I've grown up my whole life in Utah. Fruit Heights, Utah. Turns out, Fruit Heights, Utah is 98 % Caucasian and mostly LDS. I am in school at BYU, which, it turns out, has a similar demographic. except that all of the people here are in school, not spread throughout different ages, etc.

The point is. This zone is very comfortable to me. I love knowing that everyone believes the same thing as me. I love knowing that I don't have to worry about using the terms "RM", "FEC", and "DTR" without anyone blinking an eye or looking at me like I'm crazy. Well, I had a few people looking at me crazy just a couple of weekends ago. And here's why:

My bestie, Lauren, and I decided that since we both love films and vacations, that we would volunteer at the Sundance Film Festival. We wouldn't have to miss a day of school, we would spend two glorious weekends chilling in Park City, and we would get to see 10 free films! I was so excited to meet directors, actors, and producers, and be part of the cool indie-film culture.

Little did I know (or expect), but that culture included a lot of very...shall we say...interesting people, doing interesting things. See, growing up in Utah, I have never been in a situation where people I am personally acquainted with are drinking alcohol. I had never been offered a drink, let alone in a place where everyone (literally) except me and Lauren was drinking. I know. Call me a babe in the woods, but it's true. I live a sheltered life.

So, after work one night, some people invited us to their place for a "drink". I had to, for the first time, tell them that I didn't drink. I was a little nervous, because I really wanted to fit in with them; I liked their style, personalities, and company. My nervousness was eased when they informed me that they had guessed that I was Mormon, and had already purchased some Ginger Ale. I laughed at their guess, and we became instant friends for the rest of the festival.

Most of my fears about being around drunk people include lewdness, crudeness, rudeness, and pressure to do distasteful things or things that my moral compass points away from. Thus, in this new situation, I was still somewhat cautious. However, as the night progressed, I found that, minus the slurred speech and lack of focus, my friends' respect for me did not seem to dwindle. They asked some frank questions (e.g. "So, you've really never had a sip of alcohol?" or, "You're serious. You've never slept with a guy?") which I answered honestly and with a sort of respect for my new friends who had no concept of the paradigm from which I came.

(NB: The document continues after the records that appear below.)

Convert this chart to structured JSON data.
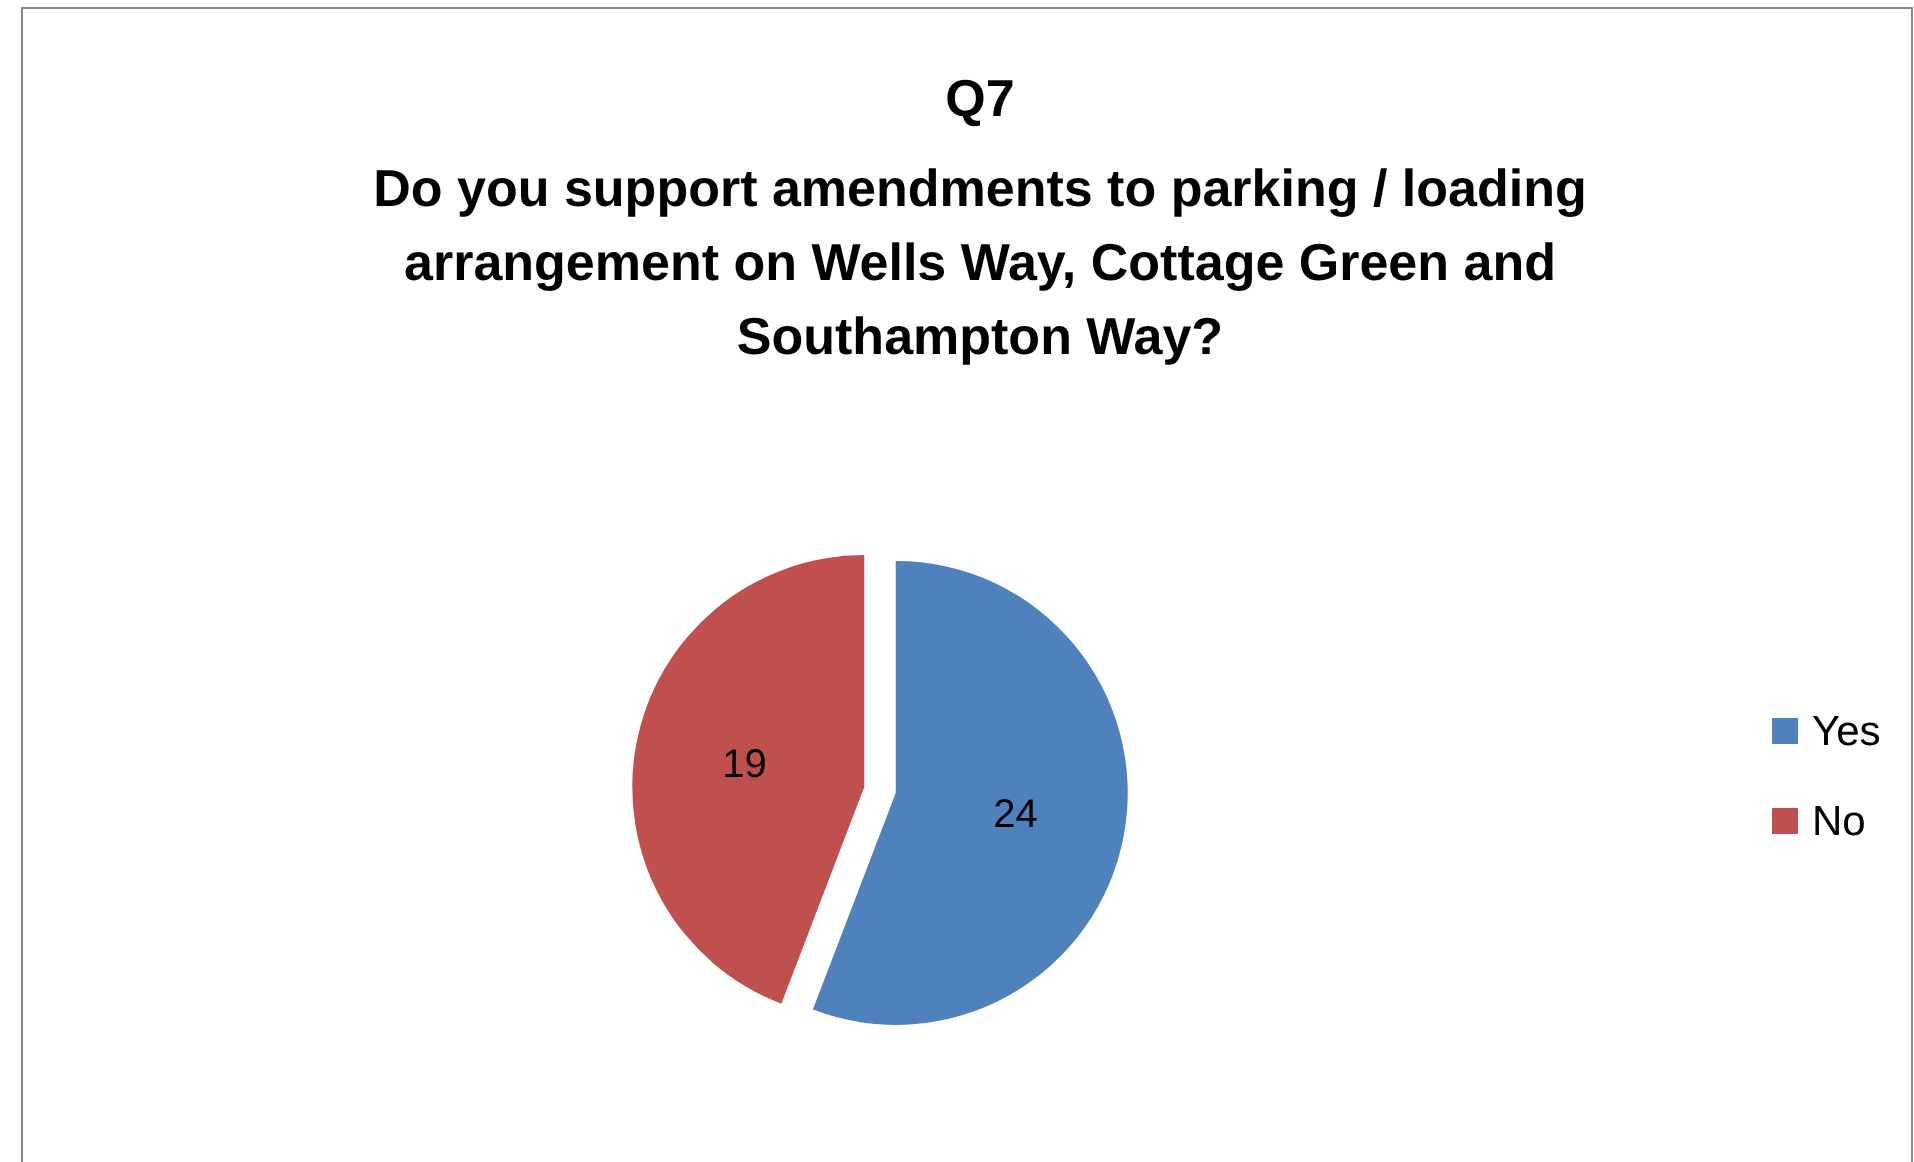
{
  "chart_data": {
    "type": "pie",
    "title": "Q7\nDo you support amendments to parking / loading\narrangement on Wells Way, Cottage Green and\nSouthampton Way?",
    "categories": [
      "Yes",
      "No"
    ],
    "values": [
      24,
      19
    ],
    "colors": [
      "#4f81bd",
      "#c0504d"
    ],
    "data_labels": true,
    "legend": "right"
  }
}
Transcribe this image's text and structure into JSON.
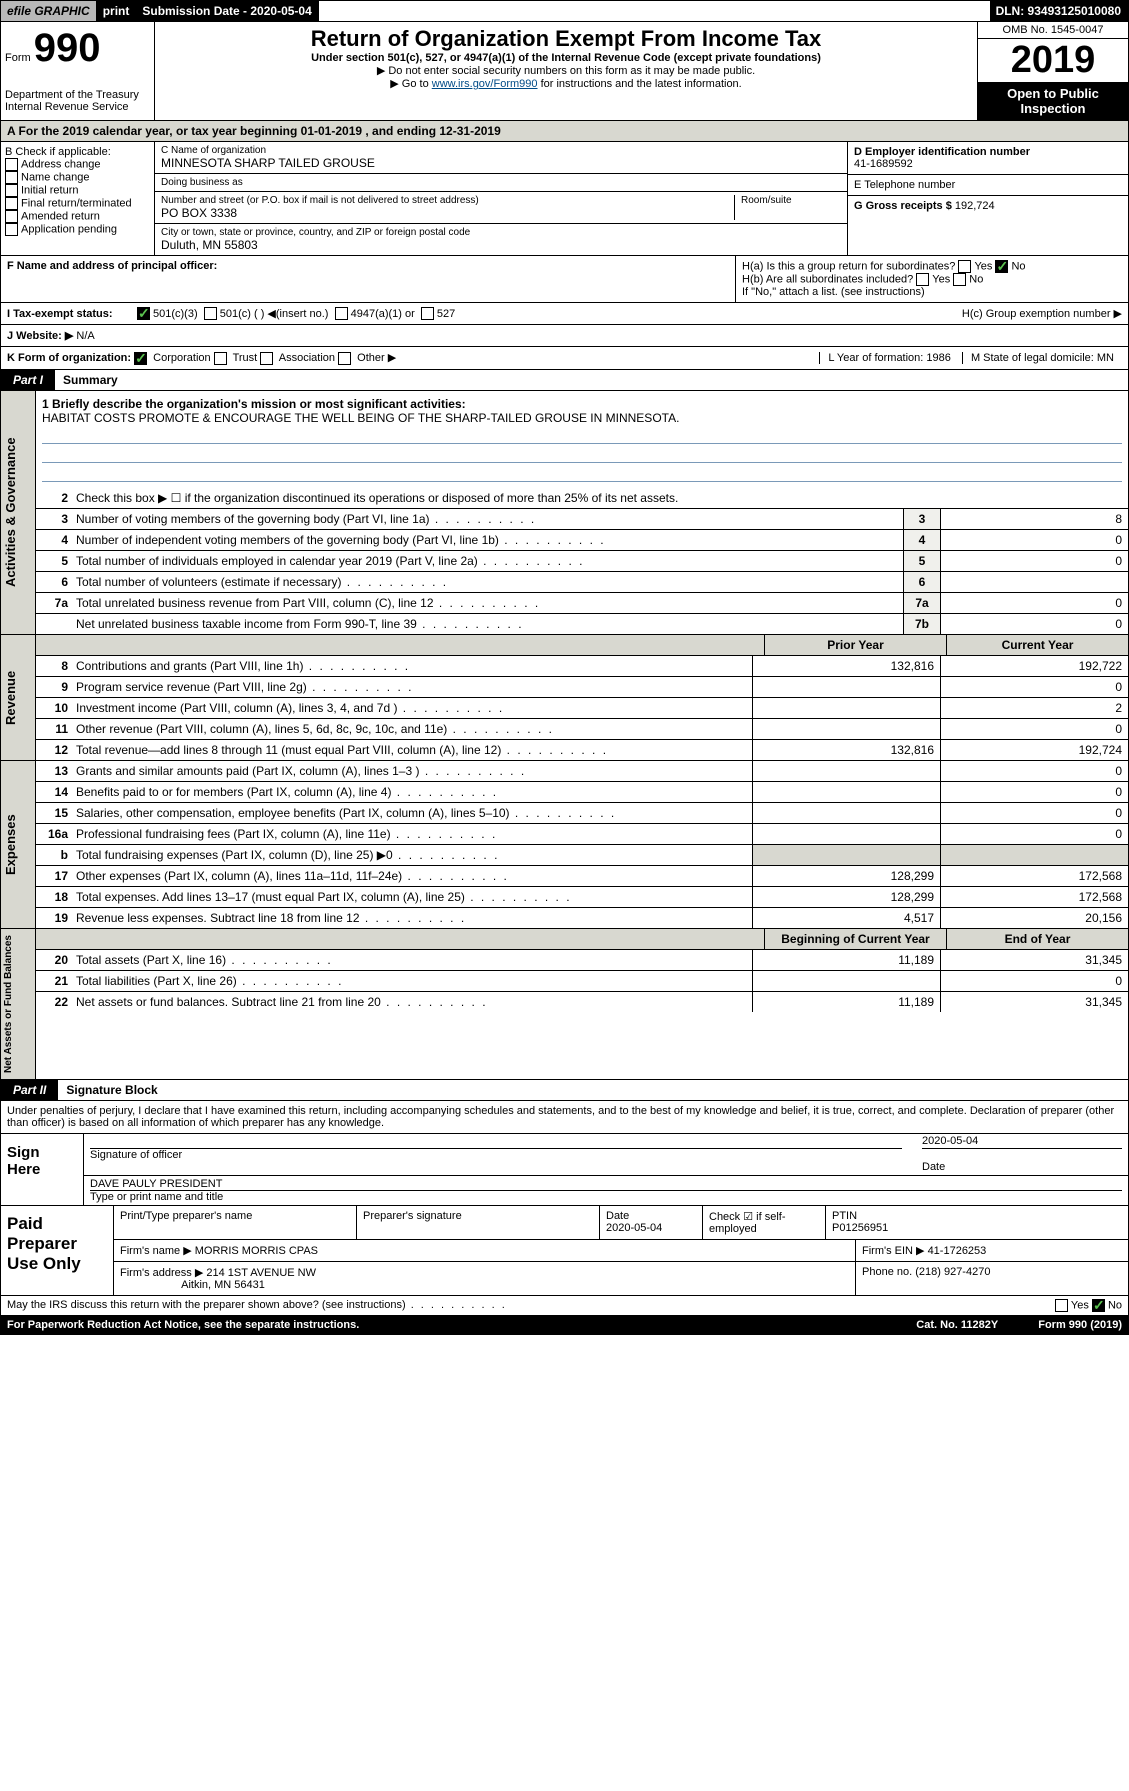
{
  "topbar": {
    "efile": "efile GRAPHIC",
    "print": "print",
    "submission": "Submission Date - 2020-05-04",
    "dln": "DLN: 93493125010080"
  },
  "header": {
    "form_label": "Form",
    "form_num": "990",
    "title": "Return of Organization Exempt From Income Tax",
    "subtitle": "Under section 501(c), 527, or 4947(a)(1) of the Internal Revenue Code (except private foundations)",
    "note1": "▶ Do not enter social security numbers on this form as it may be made public.",
    "note2_pre": "▶ Go to ",
    "note2_link": "www.irs.gov/Form990",
    "note2_post": " for instructions and the latest information.",
    "dept": "Department of the Treasury",
    "irs": "Internal Revenue Service",
    "omb": "OMB No. 1545-0047",
    "year": "2019",
    "open": "Open to Public Inspection"
  },
  "period": "A For the 2019 calendar year, or tax year beginning 01-01-2019    , and ending 12-31-2019",
  "colB": {
    "label": "B Check if applicable:",
    "opts": [
      "Address change",
      "Name change",
      "Initial return",
      "Final return/terminated",
      "Amended return",
      "Application pending"
    ]
  },
  "colC": {
    "name_label": "C Name of organization",
    "name": "MINNESOTA SHARP TAILED GROUSE",
    "dba_label": "Doing business as",
    "dba": "",
    "addr_label": "Number and street (or P.O. box if mail is not delivered to street address)",
    "room_label": "Room/suite",
    "addr": "PO BOX 3338",
    "city_label": "City or town, state or province, country, and ZIP or foreign postal code",
    "city": "Duluth, MN  55803",
    "f_label": "F Name and address of principal officer:",
    "f_val": ""
  },
  "colD": {
    "ein_label": "D Employer identification number",
    "ein": "41-1689592",
    "tel_label": "E Telephone number",
    "tel": "",
    "gross_label": "G Gross receipts $",
    "gross": "192,724"
  },
  "colH": {
    "ha": "H(a)  Is this a group return for subordinates?",
    "hb": "H(b)  Are all subordinates included?",
    "hb_note": "If \"No,\" attach a list. (see instructions)",
    "hc": "H(c)  Group exemption number ▶",
    "yes": "Yes",
    "no": "No"
  },
  "status": {
    "label": "I    Tax-exempt status:",
    "o1": "501(c)(3)",
    "o2": "501(c) (  ) ◀(insert no.)",
    "o3": "4947(a)(1) or",
    "o4": "527"
  },
  "website": {
    "label": "J   Website: ▶",
    "val": "N/A"
  },
  "korg": {
    "label": "K Form of organization:",
    "o1": "Corporation",
    "o2": "Trust",
    "o3": "Association",
    "o4": "Other ▶",
    "l": "L Year of formation: 1986",
    "m": "M State of legal domicile: MN"
  },
  "part1": {
    "tag": "Part I",
    "title": "Summary"
  },
  "gov": {
    "l1_label": "1  Briefly describe the organization's mission or most significant activities:",
    "l1_val": "HABITAT COSTS PROMOTE & ENCOURAGE THE WELL BEING OF THE SHARP-TAILED GROUSE IN MINNESOTA.",
    "l2": "Check this box ▶ ☐  if the organization discontinued its operations or disposed of more than 25% of its net assets.",
    "rows": [
      {
        "n": "3",
        "t": "Number of voting members of the governing body (Part VI, line 1a)",
        "b": "3",
        "v": "8"
      },
      {
        "n": "4",
        "t": "Number of independent voting members of the governing body (Part VI, line 1b)",
        "b": "4",
        "v": "0"
      },
      {
        "n": "5",
        "t": "Total number of individuals employed in calendar year 2019 (Part V, line 2a)",
        "b": "5",
        "v": "0"
      },
      {
        "n": "6",
        "t": "Total number of volunteers (estimate if necessary)",
        "b": "6",
        "v": ""
      },
      {
        "n": "7a",
        "t": "Total unrelated business revenue from Part VIII, column (C), line 12",
        "b": "7a",
        "v": "0"
      },
      {
        "n": "",
        "t": "Net unrelated business taxable income from Form 990-T, line 39",
        "b": "7b",
        "v": "0"
      }
    ]
  },
  "rev": {
    "hdr1": "Prior Year",
    "hdr2": "Current Year",
    "rows": [
      {
        "n": "8",
        "t": "Contributions and grants (Part VIII, line 1h)",
        "p": "132,816",
        "c": "192,722"
      },
      {
        "n": "9",
        "t": "Program service revenue (Part VIII, line 2g)",
        "p": "",
        "c": "0"
      },
      {
        "n": "10",
        "t": "Investment income (Part VIII, column (A), lines 3, 4, and 7d )",
        "p": "",
        "c": "2"
      },
      {
        "n": "11",
        "t": "Other revenue (Part VIII, column (A), lines 5, 6d, 8c, 9c, 10c, and 11e)",
        "p": "",
        "c": "0"
      },
      {
        "n": "12",
        "t": "Total revenue—add lines 8 through 11 (must equal Part VIII, column (A), line 12)",
        "p": "132,816",
        "c": "192,724"
      }
    ]
  },
  "exp": {
    "rows": [
      {
        "n": "13",
        "t": "Grants and similar amounts paid (Part IX, column (A), lines 1–3 )",
        "p": "",
        "c": "0"
      },
      {
        "n": "14",
        "t": "Benefits paid to or for members (Part IX, column (A), line 4)",
        "p": "",
        "c": "0"
      },
      {
        "n": "15",
        "t": "Salaries, other compensation, employee benefits (Part IX, column (A), lines 5–10)",
        "p": "",
        "c": "0"
      },
      {
        "n": "16a",
        "t": "Professional fundraising fees (Part IX, column (A), line 11e)",
        "p": "",
        "c": "0"
      },
      {
        "n": "b",
        "t": "Total fundraising expenses (Part IX, column (D), line 25) ▶0",
        "p": "",
        "c": "",
        "shade": true
      },
      {
        "n": "17",
        "t": "Other expenses (Part IX, column (A), lines 11a–11d, 11f–24e)",
        "p": "128,299",
        "c": "172,568"
      },
      {
        "n": "18",
        "t": "Total expenses. Add lines 13–17 (must equal Part IX, column (A), line 25)",
        "p": "128,299",
        "c": "172,568"
      },
      {
        "n": "19",
        "t": "Revenue less expenses. Subtract line 18 from line 12",
        "p": "4,517",
        "c": "20,156"
      }
    ]
  },
  "net": {
    "hdr1": "Beginning of Current Year",
    "hdr2": "End of Year",
    "rows": [
      {
        "n": "20",
        "t": "Total assets (Part X, line 16)",
        "p": "11,189",
        "c": "31,345"
      },
      {
        "n": "21",
        "t": "Total liabilities (Part X, line 26)",
        "p": "",
        "c": "0"
      },
      {
        "n": "22",
        "t": "Net assets or fund balances. Subtract line 21 from line 20",
        "p": "11,189",
        "c": "31,345"
      }
    ]
  },
  "part2": {
    "tag": "Part II",
    "title": "Signature Block"
  },
  "sig": {
    "perjury": "Under penalties of perjury, I declare that I have examined this return, including accompanying schedules and statements, and to the best of my knowledge and belief, it is true, correct, and complete. Declaration of preparer (other than officer) is based on all information of which preparer has any knowledge.",
    "sign_here": "Sign Here",
    "sig_officer": "Signature of officer",
    "date": "2020-05-04",
    "date_label": "Date",
    "name": "DAVE PAULY PRESIDENT",
    "name_label": "Type or print name and title"
  },
  "paid": {
    "label": "Paid Preparer Use Only",
    "h1": "Print/Type preparer's name",
    "h2": "Preparer's signature",
    "h3": "Date",
    "h3v": "2020-05-04",
    "h4": "Check ☑ if self-employed",
    "h5": "PTIN",
    "h5v": "P01256951",
    "firm_name_l": "Firm's name    ▶",
    "firm_name": "MORRIS MORRIS CPAS",
    "firm_ein_l": "Firm's EIN ▶",
    "firm_ein": "41-1726253",
    "firm_addr_l": "Firm's address ▶",
    "firm_addr": "214 1ST AVENUE NW",
    "firm_city": "Aitkin, MN  56431",
    "phone_l": "Phone no.",
    "phone": "(218) 927-4270"
  },
  "discuss": "May the IRS discuss this return with the preparer shown above? (see instructions)",
  "footer": {
    "l": "For Paperwork Reduction Act Notice, see the separate instructions.",
    "m": "Cat. No. 11282Y",
    "r": "Form 990 (2019)"
  }
}
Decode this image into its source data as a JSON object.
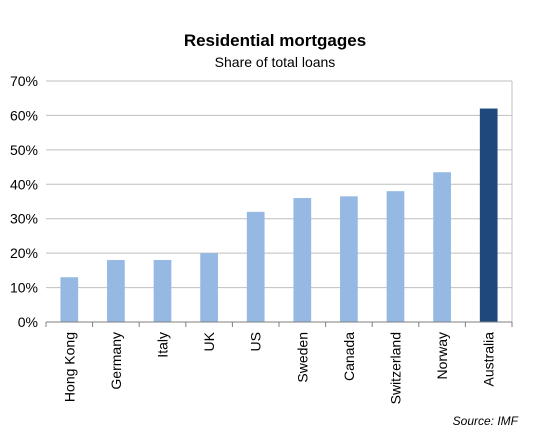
{
  "chart_data": {
    "type": "bar",
    "title": "Residential mortgages",
    "subtitle": "Share of total loans",
    "categories": [
      "Hong Kong",
      "Germany",
      "Italy",
      "UK",
      "US",
      "Sweden",
      "Canada",
      "Switzerland",
      "Norway",
      "Australia"
    ],
    "values": [
      13,
      18,
      18,
      20,
      32,
      36,
      36.5,
      38,
      43.5,
      62
    ],
    "highlight": "Australia",
    "ylim": [
      0,
      70
    ],
    "yticks": [
      "0%",
      "10%",
      "20%",
      "30%",
      "40%",
      "50%",
      "60%",
      "70%"
    ],
    "ytick_values": [
      0,
      10,
      20,
      30,
      40,
      50,
      60,
      70
    ],
    "grid": true,
    "colors": {
      "bar": "#95b9e3",
      "highlight": "#1f497d",
      "grid": "#bfbfbf",
      "axis": "#7f7f7f"
    },
    "source": "Source: IMF"
  }
}
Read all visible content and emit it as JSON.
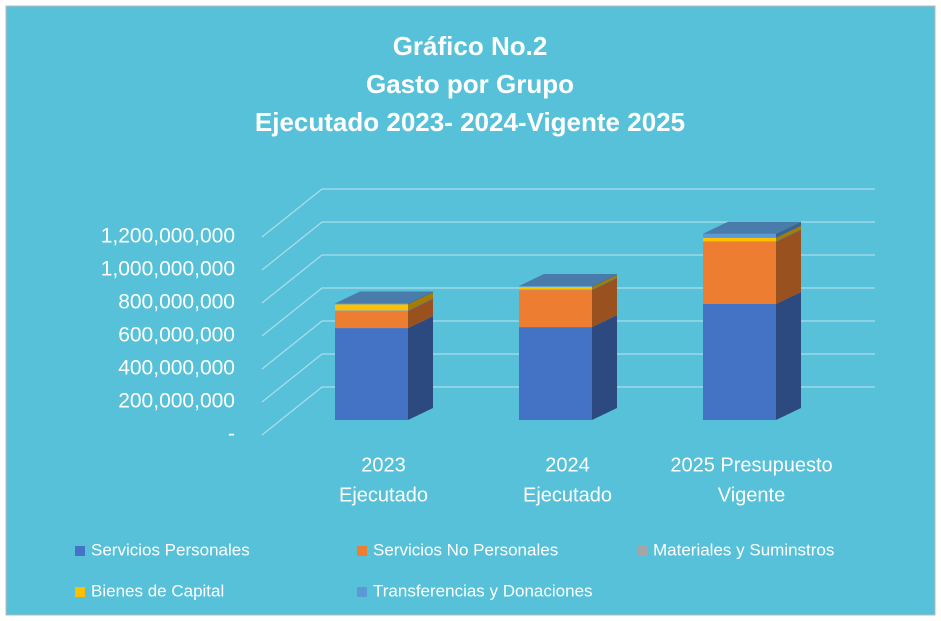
{
  "chart_data": {
    "type": "bar3d_stacked",
    "title": [
      "Gráfico No.2",
      "Gasto por Grupo",
      "Ejecutado 2023- 2024-Vigente 2025"
    ],
    "categories": [
      [
        "2023",
        "Ejecutado"
      ],
      [
        "2024",
        "Ejecutado"
      ],
      [
        "2025 Presupuesto",
        "Vigente"
      ]
    ],
    "series": [
      {
        "name": "Servicios Personales",
        "color": "#4472c4",
        "values": [
          557000000,
          563000000,
          703000000
        ]
      },
      {
        "name": "Servicios No Personales",
        "color": "#ed7d31",
        "values": [
          103000000,
          224000000,
          376000000
        ]
      },
      {
        "name": "Materiales y Suminstros",
        "color": "#a5a5a5",
        "values": [
          5000000,
          5000000,
          5000000
        ]
      },
      {
        "name": "Bienes de Capital",
        "color": "#ffc000",
        "values": [
          36000000,
          15000000,
          20000000
        ]
      },
      {
        "name": "Transferencias y Donaciones",
        "color": "#5b9bd5",
        "values": [
          5000000,
          5000000,
          25000000
        ]
      }
    ],
    "ylim": [
      0,
      1200000000
    ],
    "yticks": [
      {
        "value": 0,
        "label": "-"
      },
      {
        "value": 200000000,
        "label": "200,000,000"
      },
      {
        "value": 400000000,
        "label": "400,000,000"
      },
      {
        "value": 600000000,
        "label": "600,000,000"
      },
      {
        "value": 800000000,
        "label": "800,000,000"
      },
      {
        "value": 1000000000,
        "label": "1,000,000,000"
      },
      {
        "value": 1200000000,
        "label": "1,200,000,000"
      }
    ],
    "grid": true
  }
}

Although I was nervous when I first realized (unexpectedly) that I was soon going to be in a position where I would have to defend and stick to my morals, my discomfort quickly faded as I found that I could have fun without being drunk, without participating in the drugs that were there, and that I could still have friends without agreeing with what they were doing.

And, while they thought I was pretty strange, they just shook their heads and welcomed me into their already strange lives.